On 01/17/13 15:48, Daniel P. Berrange wrote:
On Thu, Jan 17, 2013 at 03:41:44PM +0100, Peter Krempa wrote:
On 01/17/13 10:36, Daniel P. Berrange wrote:
Well not for all machines in the wild out there. This is a very
similar approach that libvirt uses now to detect the topology and it
is not enough to detect threads on AMD Bulldozer as the cpus
corresponding to the threads have different core_id's (they are also
considered as cores from the perspective of the kernel). This is
unfortunate for the virtualization management tools as oVirt that
still consider the AMD Bulldozer "module" as a 1 core with two
threads, even if it registers as two cores.
For AMD Bulldozer to be detected correctly, we would need to expose
the thread_id's along with thread siblings information to determine
the two threads belonging together.
NB, the socket_id / core_id values in the above XML are *not* intended
to be anyway related to similarly named values in /proc/cpuinfo. They
are values libvirt assigns to show the topology accurately.

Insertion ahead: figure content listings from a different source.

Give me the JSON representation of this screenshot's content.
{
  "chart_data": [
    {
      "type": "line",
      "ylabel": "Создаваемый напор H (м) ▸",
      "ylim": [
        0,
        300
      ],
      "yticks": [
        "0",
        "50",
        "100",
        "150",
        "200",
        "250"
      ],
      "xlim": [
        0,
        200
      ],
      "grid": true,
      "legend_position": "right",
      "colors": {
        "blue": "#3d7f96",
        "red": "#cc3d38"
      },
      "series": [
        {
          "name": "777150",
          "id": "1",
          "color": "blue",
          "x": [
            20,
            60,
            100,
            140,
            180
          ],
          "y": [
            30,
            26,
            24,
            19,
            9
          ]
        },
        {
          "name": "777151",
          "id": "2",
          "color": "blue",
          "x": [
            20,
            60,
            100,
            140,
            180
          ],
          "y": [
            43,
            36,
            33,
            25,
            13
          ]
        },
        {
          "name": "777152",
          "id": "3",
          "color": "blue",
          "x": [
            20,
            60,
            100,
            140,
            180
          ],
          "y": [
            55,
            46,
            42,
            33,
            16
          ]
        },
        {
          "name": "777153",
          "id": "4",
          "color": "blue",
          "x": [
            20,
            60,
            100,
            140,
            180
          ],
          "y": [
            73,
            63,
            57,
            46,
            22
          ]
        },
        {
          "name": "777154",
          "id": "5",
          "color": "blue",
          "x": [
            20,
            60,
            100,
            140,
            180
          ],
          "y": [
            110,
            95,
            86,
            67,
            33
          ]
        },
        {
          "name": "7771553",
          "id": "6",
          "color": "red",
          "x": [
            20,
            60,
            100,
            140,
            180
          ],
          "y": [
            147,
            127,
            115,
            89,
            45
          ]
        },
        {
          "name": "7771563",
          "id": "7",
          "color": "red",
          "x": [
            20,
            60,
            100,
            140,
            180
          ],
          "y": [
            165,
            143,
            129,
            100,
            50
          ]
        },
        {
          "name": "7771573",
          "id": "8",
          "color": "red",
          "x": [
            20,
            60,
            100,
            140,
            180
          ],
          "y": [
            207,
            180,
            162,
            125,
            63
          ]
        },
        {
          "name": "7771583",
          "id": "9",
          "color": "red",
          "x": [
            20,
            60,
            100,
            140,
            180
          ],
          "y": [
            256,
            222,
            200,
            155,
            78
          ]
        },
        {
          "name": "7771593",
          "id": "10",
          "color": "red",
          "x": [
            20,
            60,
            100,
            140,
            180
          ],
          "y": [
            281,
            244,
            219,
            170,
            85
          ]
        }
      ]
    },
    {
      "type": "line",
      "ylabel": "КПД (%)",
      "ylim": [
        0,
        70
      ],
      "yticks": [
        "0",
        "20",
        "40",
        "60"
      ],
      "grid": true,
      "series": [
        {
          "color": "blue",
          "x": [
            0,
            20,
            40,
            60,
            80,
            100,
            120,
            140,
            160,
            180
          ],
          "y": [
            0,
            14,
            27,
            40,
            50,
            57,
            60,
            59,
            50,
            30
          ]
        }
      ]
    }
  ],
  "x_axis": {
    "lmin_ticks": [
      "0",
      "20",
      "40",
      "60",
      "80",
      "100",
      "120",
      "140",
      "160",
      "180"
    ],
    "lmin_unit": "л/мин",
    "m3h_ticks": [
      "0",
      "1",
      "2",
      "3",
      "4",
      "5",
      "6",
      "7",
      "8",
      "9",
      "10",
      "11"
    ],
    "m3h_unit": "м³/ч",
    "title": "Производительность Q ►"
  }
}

Hm, in that case I'm not sure if it's worth bothering with detecting
the topology, then (possibly) making up the data provided in the
XML. The management applications then will have to calculate the
topology from our data again just to know the topology. For other
possible uses of the data the management app would still need to
re-detect it on their own if they need (for some reason) the actual
data.
The point is that libvirt is intended to provide a representation
of the data that is independant of the underlying technology. Apps
using libvirt can't expect to read /proc/cpuinfo directly and then
expect libvirt to match that exactly. They should be using the
libvirt APIs/XML for this exclusively & if there is something missing
which prevents them doing this, then we need to add it.
Okay, this is fair enough and might work even for non-symetric
multiprocessor systems.
Also, even with non-real data in these fields here it won't enable
us to reflect the topology of AMD Bulldozer reliably. We would have
to choose whether we'd like to report the modules as cores or
threads. And each of these choices will possibly make someone
complain that they don't like the choice.
I think you're creating a problem where none exists - there is a clear
difference between what is a hyperthread vs what is a core, so there
is no ambiguity in what we choose to use. We must simply pick the one
that is right.
I beg to differ:
"This technology is informally called CMT (Clustered Multi-Thread) and
formally called "module" by the AMD's marketing service, but whose real
name is "Clustered Integer" Core Technology. In terms of hardware
complexity and functionality, this "module" is midway between a true
dual-core processor and its integer power (each thread having a fully
independent integer core) and a single core processor that has the SMT
ability, which can create a dual threads processor but with the power of
one (each thread shares the resources of the core with the other thread)."
(source:
http://en.wikipedia.org/wiki/Bulldozer_(microarchitecture)#BULLDOZER_Core_.28aka_Module.29
)
oVirt/vdsm considers the "Module" as a core with two threads, where
others consider it more as separate cores. The performance depends on
the type of task that is being run on the module.
The kernel is also using an ambiguous description where the core ID's of
the two threads of a module are different and also the thread siblings
field is filled out targeting each other.